… Let’s start with Gadfly
If you have done any kind of data analysis you know that good visualisation is key to everything: you can see if your data are tidy enough, and you can identify what models to use. It sits between your data tidying and data modelling.
What’s the best strategy to plot graphs and visualisations? Leland Wilkinson wrote, IMHO, the most definitive textbook on the topic named “The Grammar of Graphics” where he laid out the visual elements that make up visualisations. Read the book here:
The Grammar of Graphics
Presents a unique foundation for producing almost every quantitative graphic found in scientific journals, newspapers…
Hadley Wickham ported the concepts to R statistical system with ggplot2, and wrote a summary paper you can read here. I strongly recommend that you read the paper. In my opinion, it is perhaps the most authoratitative introduction to the concept from a programming perspective. Do not miss it, here is the link:
In Julia, you can use Gadfly and AlgebraOfGraphics packages to map the concepts of Grammar of Graphics. I find Gadfly to be more intuitive of the two, and if you are starting out to use the concepts of Grammar of Graphics, I recommend that you use Gadfly and test out these ideas.

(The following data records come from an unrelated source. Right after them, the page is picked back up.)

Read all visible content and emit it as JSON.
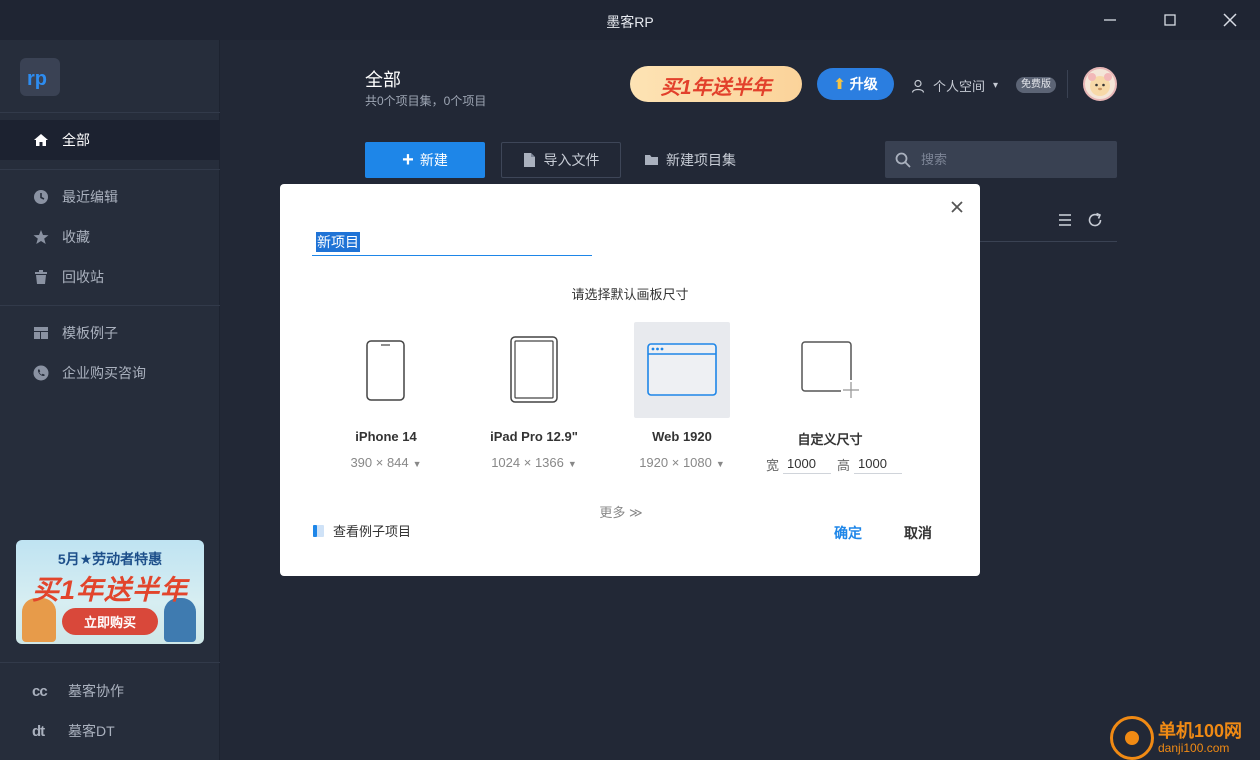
{
  "window": {
    "title": "墨客RP"
  },
  "sidebar": {
    "items": [
      {
        "label": "全部",
        "icon": "home-icon"
      },
      {
        "label": "最近编辑",
        "icon": "clock-icon"
      },
      {
        "label": "收藏",
        "icon": "star-icon"
      },
      {
        "label": "回收站",
        "icon": "trash-icon"
      },
      {
        "label": "模板例子",
        "icon": "template-icon"
      },
      {
        "label": "企业购买咨询",
        "icon": "phone-icon"
      }
    ],
    "promo": {
      "line1": "5月★劳动者特惠",
      "line2": "买1年送半年",
      "button": "立即购买"
    },
    "bottom": [
      {
        "label": "墓客协作",
        "icon_text": "cc"
      },
      {
        "label": "墓客DT",
        "icon_text": "dt"
      }
    ]
  },
  "header": {
    "title": "全部",
    "subtitle": "共0个项目集，0个项目",
    "banner": "买1年送半年",
    "upgrade": "升级",
    "space": "个人空间",
    "badge": "免费版"
  },
  "toolbar": {
    "new_label": "新建",
    "import_label": "导入文件",
    "new_set_label": "新建项目集",
    "search_placeholder": "搜索"
  },
  "dialog": {
    "name_value": "新项目",
    "choose_label": "请选择默认画板尺寸",
    "cards": [
      {
        "name": "iPhone 14",
        "size": "390 × 844"
      },
      {
        "name": "iPad Pro 12.9\"",
        "size": "1024 × 1366"
      },
      {
        "name": "Web 1920",
        "size": "1920 × 1080"
      },
      {
        "name": "自定义尺寸",
        "width_label": "宽",
        "width": "1000",
        "height_label": "高",
        "height": "1000"
      }
    ],
    "selected": "Web 1920",
    "more": "更多 ≫",
    "example": "查看例子项目",
    "ok": "确定",
    "cancel": "取消"
  },
  "watermark": {
    "line1": "单机100网",
    "line2": "danji100.com"
  },
  "colors": {
    "accent": "#1e86e8",
    "sidebar_bg": "#262d3b",
    "main_bg": "#222836"
  }
}
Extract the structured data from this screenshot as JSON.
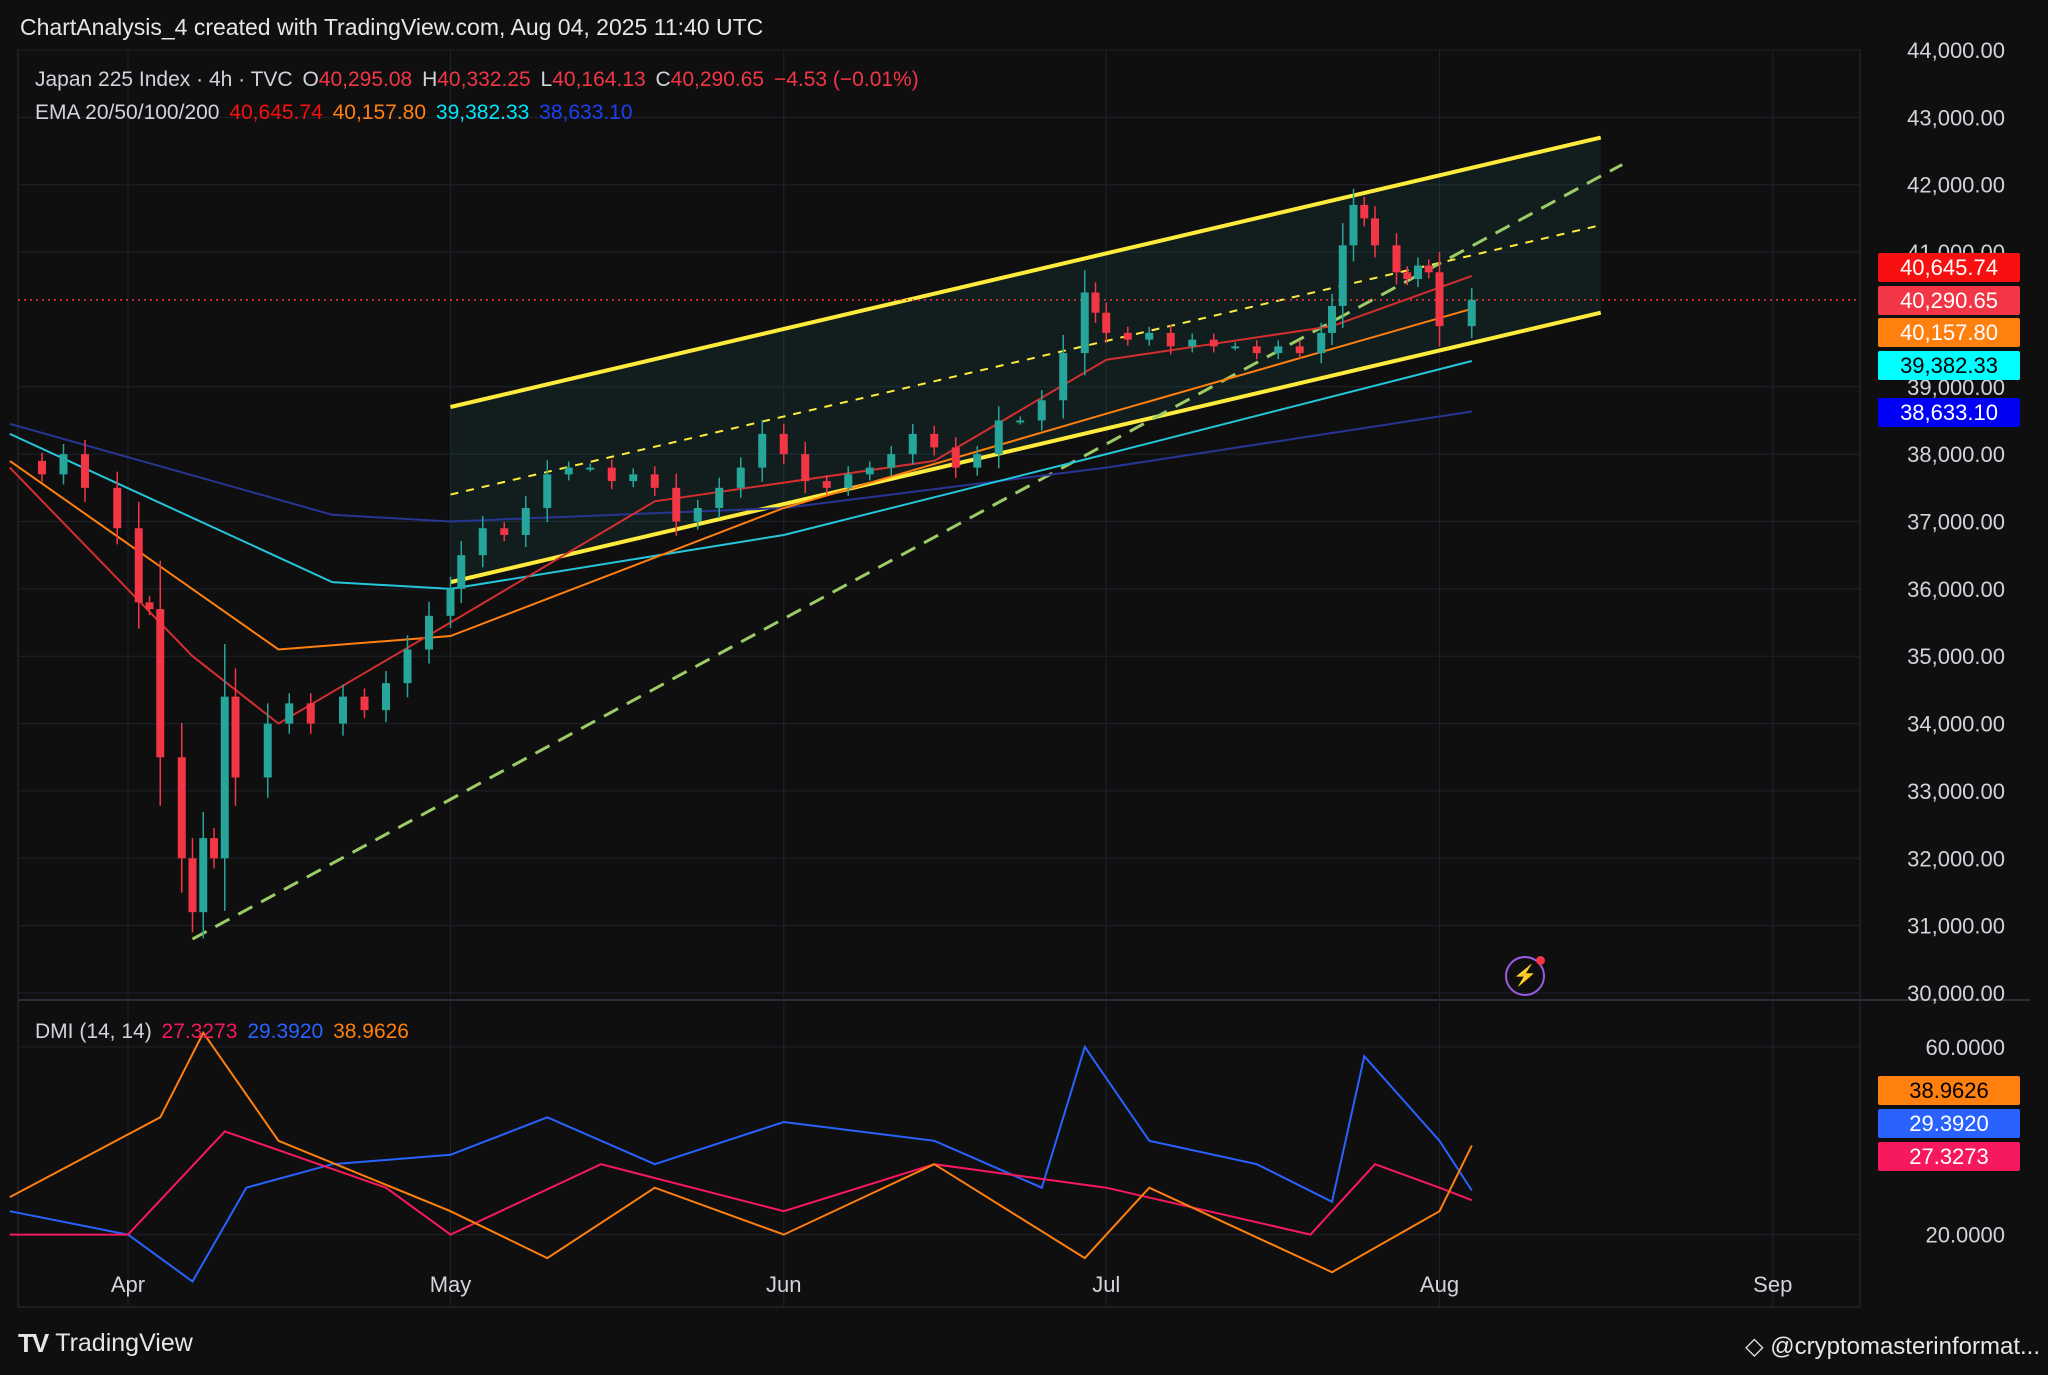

So, what are the concepts?
Grammar of Graphics states that you build your visualisations layer by layer, so regardless of how complex it might be, start with one layer and build anothe layer on top of it. Each layer, in turn, has the following five components:
- Aesthetics. — this refers to the data you use to build the plot. Data frame or an array of points where you decide the x and y positions.
- Geometry. — geometry is where you decide what would be the shape of the visual appearance of what you want to show. For example, will these be points, or lines, or bars? A scatter plot of x and y for instance, will be based on points that are displayed on two coordinates while a regression line would be a “line”, that kind of thing.